Era el tiempo su enemigo a vencer y en la denodada lucha parecían alargarse los días. Las horas se estiraban hasta convertir su minutero en una especie de alargado cordón que lo ataba a la desesperación. Cuando lograba engañar al espacio y la distracción le retiraba de su abatimiento con la aventura de los juegos, en aquella plaza que se transformaba en fortín asaltado por turbas de infieles -por obra y gracia de la magia y de la asombrosa imaginación de la infancia- en redondela donde se libraban aparatosas batallas o se disputaban diariamente finales de fútbol o atletismo, el tañir de las campanas se convertía en memoria y nostalgia del tiempo que restaba para los grandes días, para los más hermosos, para aquéllos en los que retornaban los bellos recuerdos de una mano que le acercaba a otra para recibir la gracia de las gracias.
El viento, cuando aullaba y mordía sesgadamente los cristales, alterando y descomponiendo las sombras tras los visillos, que se balanceaban sutilmente, le hacían contraerse y ajustarse al lecho, mortificando su necesidad de encontrarse con el sopor que parecía no llegar nunca para atraparle en la placidez de la nada, donde se disolvía todo tiempo hasta que la luz de la mañana, punzada y filtrada por los resquicios de la ventana mal ajustada, sustituía al alarido de Eolo de la noche anterior y álamos del río ya no danzaban, le devolvían la alegría y el júbilo de haberle sustraído una jornada al calendario.

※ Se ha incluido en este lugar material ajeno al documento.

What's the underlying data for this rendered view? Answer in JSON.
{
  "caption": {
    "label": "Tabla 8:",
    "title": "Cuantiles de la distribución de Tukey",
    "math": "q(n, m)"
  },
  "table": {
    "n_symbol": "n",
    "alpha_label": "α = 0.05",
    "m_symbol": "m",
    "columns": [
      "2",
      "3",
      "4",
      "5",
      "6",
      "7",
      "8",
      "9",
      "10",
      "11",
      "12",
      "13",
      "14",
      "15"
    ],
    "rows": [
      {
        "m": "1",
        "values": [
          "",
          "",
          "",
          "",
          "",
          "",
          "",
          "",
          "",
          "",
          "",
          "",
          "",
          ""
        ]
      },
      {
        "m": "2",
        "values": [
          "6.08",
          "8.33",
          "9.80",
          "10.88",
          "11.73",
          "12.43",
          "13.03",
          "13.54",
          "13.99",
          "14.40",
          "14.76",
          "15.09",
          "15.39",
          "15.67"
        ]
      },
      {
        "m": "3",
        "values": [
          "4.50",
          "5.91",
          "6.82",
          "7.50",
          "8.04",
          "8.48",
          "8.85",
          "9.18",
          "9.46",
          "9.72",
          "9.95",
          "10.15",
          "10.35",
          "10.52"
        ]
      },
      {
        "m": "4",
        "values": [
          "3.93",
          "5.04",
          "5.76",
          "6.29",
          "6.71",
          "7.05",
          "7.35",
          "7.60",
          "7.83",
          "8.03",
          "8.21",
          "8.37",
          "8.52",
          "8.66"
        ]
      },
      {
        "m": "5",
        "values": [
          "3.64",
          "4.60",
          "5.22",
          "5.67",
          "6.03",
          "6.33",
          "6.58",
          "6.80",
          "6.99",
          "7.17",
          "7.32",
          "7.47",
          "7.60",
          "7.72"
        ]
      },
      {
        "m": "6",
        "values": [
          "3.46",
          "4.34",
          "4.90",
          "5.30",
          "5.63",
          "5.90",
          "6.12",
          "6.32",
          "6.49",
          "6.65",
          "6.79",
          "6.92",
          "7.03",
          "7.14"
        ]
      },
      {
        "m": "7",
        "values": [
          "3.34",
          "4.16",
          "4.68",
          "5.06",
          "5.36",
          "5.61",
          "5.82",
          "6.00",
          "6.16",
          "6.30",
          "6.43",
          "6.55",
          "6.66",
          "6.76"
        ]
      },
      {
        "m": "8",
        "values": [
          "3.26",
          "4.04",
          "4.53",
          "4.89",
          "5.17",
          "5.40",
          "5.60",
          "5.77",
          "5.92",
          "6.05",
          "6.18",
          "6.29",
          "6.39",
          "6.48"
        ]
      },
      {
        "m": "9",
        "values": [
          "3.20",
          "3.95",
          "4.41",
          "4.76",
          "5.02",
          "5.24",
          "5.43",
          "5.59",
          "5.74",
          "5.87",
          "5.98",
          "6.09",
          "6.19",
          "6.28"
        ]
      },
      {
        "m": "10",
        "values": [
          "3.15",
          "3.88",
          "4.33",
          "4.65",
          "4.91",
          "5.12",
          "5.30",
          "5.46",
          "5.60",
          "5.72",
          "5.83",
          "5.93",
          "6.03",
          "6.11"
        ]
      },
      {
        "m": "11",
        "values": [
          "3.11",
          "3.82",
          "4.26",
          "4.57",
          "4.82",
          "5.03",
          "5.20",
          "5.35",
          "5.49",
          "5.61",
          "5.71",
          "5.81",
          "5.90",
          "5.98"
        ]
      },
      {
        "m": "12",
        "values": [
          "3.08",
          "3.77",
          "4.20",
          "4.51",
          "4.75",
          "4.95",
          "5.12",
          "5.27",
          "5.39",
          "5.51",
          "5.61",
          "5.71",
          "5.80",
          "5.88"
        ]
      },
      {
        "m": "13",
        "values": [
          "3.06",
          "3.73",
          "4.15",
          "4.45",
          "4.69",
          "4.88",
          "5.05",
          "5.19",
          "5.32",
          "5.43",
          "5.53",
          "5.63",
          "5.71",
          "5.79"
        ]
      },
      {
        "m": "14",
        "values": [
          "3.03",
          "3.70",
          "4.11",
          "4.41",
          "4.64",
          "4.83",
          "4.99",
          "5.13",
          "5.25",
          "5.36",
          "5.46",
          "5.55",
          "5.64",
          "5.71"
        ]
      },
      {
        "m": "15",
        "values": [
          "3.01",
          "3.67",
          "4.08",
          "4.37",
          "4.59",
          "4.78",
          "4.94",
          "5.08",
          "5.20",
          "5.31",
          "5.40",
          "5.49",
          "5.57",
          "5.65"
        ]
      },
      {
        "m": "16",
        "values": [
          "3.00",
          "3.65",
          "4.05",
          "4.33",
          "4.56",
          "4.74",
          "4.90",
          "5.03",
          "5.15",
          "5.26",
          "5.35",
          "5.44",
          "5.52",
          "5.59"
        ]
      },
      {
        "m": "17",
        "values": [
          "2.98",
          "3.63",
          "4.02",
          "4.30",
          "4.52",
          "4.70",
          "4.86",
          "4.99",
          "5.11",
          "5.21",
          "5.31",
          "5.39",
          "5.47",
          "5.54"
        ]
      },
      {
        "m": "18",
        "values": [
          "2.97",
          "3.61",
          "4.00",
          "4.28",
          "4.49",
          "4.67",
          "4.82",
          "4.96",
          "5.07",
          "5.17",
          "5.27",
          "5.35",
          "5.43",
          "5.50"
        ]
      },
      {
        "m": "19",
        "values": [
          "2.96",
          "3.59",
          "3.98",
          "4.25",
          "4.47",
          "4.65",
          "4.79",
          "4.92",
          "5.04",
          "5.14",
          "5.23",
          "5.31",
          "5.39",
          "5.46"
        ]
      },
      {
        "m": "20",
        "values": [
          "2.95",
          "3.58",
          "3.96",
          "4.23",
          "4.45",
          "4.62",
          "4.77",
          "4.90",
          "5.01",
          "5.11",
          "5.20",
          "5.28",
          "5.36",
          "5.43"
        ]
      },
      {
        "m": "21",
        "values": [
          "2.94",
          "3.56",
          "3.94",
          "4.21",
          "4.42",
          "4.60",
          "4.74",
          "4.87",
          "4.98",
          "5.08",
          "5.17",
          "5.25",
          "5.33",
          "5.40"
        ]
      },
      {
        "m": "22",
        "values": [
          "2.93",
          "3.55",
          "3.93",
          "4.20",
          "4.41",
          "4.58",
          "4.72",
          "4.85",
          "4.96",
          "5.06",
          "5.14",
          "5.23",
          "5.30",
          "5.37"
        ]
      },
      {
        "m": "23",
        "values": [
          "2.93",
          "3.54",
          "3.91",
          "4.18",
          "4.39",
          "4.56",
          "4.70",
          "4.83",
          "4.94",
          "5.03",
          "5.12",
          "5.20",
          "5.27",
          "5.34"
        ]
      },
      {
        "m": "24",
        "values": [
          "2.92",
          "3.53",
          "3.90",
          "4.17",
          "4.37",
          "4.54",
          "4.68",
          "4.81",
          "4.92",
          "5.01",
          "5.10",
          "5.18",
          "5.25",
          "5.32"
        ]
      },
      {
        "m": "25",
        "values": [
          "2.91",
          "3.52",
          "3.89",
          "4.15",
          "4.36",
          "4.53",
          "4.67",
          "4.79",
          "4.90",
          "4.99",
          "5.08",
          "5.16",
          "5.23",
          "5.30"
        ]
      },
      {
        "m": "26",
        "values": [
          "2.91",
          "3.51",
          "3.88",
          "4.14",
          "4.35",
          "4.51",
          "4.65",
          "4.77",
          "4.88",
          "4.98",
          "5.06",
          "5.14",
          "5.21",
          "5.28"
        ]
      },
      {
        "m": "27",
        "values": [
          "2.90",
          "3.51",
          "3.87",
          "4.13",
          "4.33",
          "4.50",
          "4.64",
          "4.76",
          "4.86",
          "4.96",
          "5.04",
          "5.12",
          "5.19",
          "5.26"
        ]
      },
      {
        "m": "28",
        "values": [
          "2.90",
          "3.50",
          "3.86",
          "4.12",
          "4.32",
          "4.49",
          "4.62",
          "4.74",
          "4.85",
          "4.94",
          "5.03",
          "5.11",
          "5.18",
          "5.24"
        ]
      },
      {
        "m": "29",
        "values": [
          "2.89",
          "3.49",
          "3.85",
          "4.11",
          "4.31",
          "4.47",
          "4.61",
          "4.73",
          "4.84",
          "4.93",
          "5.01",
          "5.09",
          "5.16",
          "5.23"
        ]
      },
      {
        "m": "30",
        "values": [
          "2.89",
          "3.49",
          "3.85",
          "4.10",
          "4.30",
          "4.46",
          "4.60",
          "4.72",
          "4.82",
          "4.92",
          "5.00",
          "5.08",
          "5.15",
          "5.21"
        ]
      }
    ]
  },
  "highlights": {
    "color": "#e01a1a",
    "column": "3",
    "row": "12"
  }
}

Y cuando hundidos en la amargura de la derrota, por el ejército triunfante de su ilusión, se asomaban los últimos días del otoño, aunque los fríos dibujaran ya retazos de invierno en los perfiles de los aleros de las casas, a la espadaña de los sueños que se mostraban por la Resolana, comenzaba a invadirle una extraña sensación, que se manifestaba en euforia no contenida –como no se puede retener la tristeza tampoco- y enseguida encaminaba sus pasos a la casa donde habitaba la Dueña de sus sueños, que baja estos días de sus aposentos para manifestar que la grandeza de Dios, aquel anciano con barba insinuada de niebla que se aparecía en sus libros de religión, pero tan poderoso que era capaz de incitar al viento para procurar su temor, se mostraba en Ella. Que todo el poder de la luz tiene su procedencia y se irradia en el mensaje de Esperanza de sus ojos.
Por éso, cuando el nacimiento de Jesús está tan próximo, en las vísperas del regreso del amor y la Vida a este mundo, y a pesar de haber vencido al tiempo durante siete décadas, sigue encaminando sus pasos en busca del faro que le guíe y proteja, para posar un beso en la mano que atenaza su vida y que va dotándole constantemente de ESPERANZA.